No Pay for J. David Creditors' Attorney

Richard Wildman figures he has rung up about $40,000 in legal fees serving as attorney for the official J. David & Co. creditors committee--a group of former investors in the La Jolla firm who have clawed and scratched for an ounce of respectability.

Last week, the committee took another blow: The 9th U.S. Circuit Court of Appeals upheld a previous ruling by U.S. District Judge J. Lawrence Irving that Wildman will not be paid from funds of the J. David & Co. bankruptcy estate.

Wildman on Monday sounded not at all like a man who had just lost $40,000.

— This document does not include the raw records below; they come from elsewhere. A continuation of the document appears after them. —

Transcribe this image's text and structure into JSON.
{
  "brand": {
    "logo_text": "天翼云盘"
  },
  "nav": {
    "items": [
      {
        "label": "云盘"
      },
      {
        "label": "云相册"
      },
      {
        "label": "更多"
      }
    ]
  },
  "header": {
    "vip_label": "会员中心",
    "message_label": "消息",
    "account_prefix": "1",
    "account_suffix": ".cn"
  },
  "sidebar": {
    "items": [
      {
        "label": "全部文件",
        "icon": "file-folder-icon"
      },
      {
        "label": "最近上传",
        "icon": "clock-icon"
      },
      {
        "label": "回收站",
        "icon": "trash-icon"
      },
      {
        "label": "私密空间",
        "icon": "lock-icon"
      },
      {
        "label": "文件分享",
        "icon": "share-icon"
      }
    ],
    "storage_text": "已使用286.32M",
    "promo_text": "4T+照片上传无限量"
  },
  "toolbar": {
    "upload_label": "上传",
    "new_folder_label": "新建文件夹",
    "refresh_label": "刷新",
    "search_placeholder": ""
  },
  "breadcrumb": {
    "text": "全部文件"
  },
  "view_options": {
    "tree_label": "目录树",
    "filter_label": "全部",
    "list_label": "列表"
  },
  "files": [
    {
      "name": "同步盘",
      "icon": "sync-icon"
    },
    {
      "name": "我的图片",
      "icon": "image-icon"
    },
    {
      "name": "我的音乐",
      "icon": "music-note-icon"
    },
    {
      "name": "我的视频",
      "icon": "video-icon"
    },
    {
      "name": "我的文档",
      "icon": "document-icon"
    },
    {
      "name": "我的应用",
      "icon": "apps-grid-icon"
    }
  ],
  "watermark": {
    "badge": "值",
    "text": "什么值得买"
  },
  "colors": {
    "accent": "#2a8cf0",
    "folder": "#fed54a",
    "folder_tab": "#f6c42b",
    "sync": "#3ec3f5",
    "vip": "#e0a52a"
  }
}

"It's not too unexpected," he said, adding that the issue "wasn't about my pay . . . I wasn't asking for any fees. The purpose was that the committee would have legal representation."

Rady Ready for Diluted Ownership

Westcorp, the Orange-based financial services holding company that is set to go public either this week or next, has a strong San Diego tie.

Chairman and Chief Executive Ernest S. Rady, the publicity-shy San Diegan who owns part of Coast Distributing and KEZL radio in Oceanside and all of Insurance Co. of the West, now holds about 90% of Westcorp's common stock.

After the offering--4.5 million shares that will raise $45 million to $58 million--Rady's stake will be diluted to about 64%.